Xavier grabbed Iris’s arm, pulling her toward the fence. “Climb. I’ll lift him.”

“I can’t—the fence is too high—”

“You can. I’ll catch him on the other side.”

She looked at him, her eyes searching his face for something—trust, maybe, or the truth he hadn’t spoken yet. Then she nodded, hoisting Toby onto Xavier’s waiting arms. The boy was light, his small body trembling, but his eyes were open now, and Xavier saw the gold flickering again, brighter this time, like an ember catching wind.

“It’s okay,” Xavier said, his voice dropping into a register he had never used before, something deeper, steadier. “I’ve got you. Close your eyes and hold on.”

Toby squeezed his eyes shut, and Xavier passed him over the fence to Iris, who caught him on the other side with a grunt. The sirens were closer now, the whine of the patrol car rounding the corner.
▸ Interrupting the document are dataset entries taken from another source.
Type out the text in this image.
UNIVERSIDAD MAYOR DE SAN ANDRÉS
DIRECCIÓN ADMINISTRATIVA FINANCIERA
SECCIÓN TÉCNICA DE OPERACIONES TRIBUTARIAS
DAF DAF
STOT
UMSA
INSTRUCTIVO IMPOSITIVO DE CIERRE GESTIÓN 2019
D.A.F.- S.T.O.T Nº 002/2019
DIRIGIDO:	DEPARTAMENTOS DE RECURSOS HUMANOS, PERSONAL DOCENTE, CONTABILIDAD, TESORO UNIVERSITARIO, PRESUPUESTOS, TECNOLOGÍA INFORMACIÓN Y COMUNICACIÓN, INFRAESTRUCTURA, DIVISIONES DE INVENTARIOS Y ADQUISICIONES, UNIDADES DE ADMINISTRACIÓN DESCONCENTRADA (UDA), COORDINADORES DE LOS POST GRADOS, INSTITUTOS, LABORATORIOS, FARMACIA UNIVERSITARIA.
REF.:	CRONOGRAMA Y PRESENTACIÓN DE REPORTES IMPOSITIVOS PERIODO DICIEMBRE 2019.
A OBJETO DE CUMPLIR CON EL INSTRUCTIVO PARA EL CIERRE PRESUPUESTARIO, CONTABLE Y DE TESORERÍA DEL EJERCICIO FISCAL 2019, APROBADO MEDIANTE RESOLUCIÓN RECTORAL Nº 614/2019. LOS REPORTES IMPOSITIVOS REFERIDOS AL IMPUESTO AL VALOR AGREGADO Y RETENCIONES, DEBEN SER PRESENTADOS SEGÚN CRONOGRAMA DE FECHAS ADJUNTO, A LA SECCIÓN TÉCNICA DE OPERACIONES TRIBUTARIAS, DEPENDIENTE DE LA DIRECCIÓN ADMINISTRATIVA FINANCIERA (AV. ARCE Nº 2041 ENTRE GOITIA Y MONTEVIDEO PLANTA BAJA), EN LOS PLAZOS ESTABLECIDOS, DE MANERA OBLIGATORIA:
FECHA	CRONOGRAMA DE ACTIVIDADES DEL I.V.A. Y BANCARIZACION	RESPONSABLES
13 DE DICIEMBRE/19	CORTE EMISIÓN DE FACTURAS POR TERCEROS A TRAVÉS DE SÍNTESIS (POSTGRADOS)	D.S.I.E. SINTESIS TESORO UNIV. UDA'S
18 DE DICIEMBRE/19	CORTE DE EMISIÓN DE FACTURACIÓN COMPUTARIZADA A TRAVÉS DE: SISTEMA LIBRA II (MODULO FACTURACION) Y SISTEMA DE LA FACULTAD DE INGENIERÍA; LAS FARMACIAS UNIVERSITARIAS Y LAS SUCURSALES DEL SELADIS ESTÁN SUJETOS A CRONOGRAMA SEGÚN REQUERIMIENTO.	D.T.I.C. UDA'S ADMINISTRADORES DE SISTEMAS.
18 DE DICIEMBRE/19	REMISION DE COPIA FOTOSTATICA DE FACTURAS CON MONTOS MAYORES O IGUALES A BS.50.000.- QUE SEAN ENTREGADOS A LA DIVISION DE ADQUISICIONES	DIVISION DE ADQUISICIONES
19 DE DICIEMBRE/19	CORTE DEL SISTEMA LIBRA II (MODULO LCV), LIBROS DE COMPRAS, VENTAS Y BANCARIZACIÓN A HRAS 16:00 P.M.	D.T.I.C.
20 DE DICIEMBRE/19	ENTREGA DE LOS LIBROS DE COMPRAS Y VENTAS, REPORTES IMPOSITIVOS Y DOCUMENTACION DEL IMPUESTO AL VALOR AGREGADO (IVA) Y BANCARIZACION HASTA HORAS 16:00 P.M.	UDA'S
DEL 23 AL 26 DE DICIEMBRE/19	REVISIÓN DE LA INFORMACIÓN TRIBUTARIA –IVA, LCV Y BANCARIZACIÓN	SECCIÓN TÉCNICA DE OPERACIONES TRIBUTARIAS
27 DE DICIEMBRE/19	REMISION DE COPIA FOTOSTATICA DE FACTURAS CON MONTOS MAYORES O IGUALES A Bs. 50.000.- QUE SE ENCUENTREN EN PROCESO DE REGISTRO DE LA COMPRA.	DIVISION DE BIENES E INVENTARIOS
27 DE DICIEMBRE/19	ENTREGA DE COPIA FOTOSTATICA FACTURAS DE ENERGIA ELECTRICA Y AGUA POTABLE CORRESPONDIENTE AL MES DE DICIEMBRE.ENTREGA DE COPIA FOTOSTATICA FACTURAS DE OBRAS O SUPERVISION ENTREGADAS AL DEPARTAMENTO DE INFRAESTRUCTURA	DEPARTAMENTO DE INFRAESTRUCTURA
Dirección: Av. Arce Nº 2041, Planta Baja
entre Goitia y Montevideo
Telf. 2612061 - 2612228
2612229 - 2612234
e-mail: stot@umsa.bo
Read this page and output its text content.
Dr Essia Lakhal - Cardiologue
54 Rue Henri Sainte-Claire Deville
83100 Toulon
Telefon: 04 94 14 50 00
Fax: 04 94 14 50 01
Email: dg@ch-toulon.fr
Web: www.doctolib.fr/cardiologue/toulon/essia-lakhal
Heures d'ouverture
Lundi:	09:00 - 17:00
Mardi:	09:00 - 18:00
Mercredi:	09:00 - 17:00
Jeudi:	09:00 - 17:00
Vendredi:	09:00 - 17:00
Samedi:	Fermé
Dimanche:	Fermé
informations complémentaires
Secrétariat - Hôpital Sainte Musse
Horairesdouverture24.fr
Xavier scaled the fence in two quick motions, landing on the opposite side with a soft thud.

They ran. Down the alley, through a gap between two buildings, into the warren of backstreets that made up the older part of the city. Xavier led, his sense of direction absolute, his memory mapping the turns. They emerged onto a side street lined with parked cars and dormant streetlights. The rain had stopped, leaving the air clean and cold.

Iris stopped, bending over to catch her breath. Toby clung to her leg, his face pressed into her coat. She looked up at Xavier, and in the dim light, he saw her expression shift—from fear to recognition to something harder, more resigned.

“You’re Xavier Thorne,” she said. “Alpha of the Thornwood pack.”

“And you’re the woman who disappeared before dawn four years ago without leaving a number.”

“I had my reasons.”

“I’m sure you did.” He looked down at the boy. “But I think we have more pressing concerns.”

Iris straightened, her jaw set. “I didn’t know you were… what you are. Not until after. I found out later, and by then, I couldn’t risk it. You pack people—you’re dangerous. The Pembertons prove that every day.”

“The Pembertons aren’t pack. They’re corporate thugs wearing suits and using wolfsbane to keep people in line.”

“I know who they are. My father worked for them for fifteen years. And then he died, and I found his ledger, and now they want it back.” She met his gaze, her eyes hard. “I don’t have it. I hid it somewhere safe. But they don’t believe me.”

“They’ll keep coming.”

“I know.”

Xavier glanced down the empty street, his senses reaching out for any sign of pursuit. The sirens had faded, but the silence felt brittle, ready to shatter. He looked back at Iris and Toby, at the boy with golden-flecked eyes who was his son, and the calculation that had seemed so clean this morning dissolved into ash.

He grabbed her arm. “You and the boy are coming with me—they’ll kill you both.”

Iris whispered, “I know who you are. But do you know what they want? That ledger has my name on it.”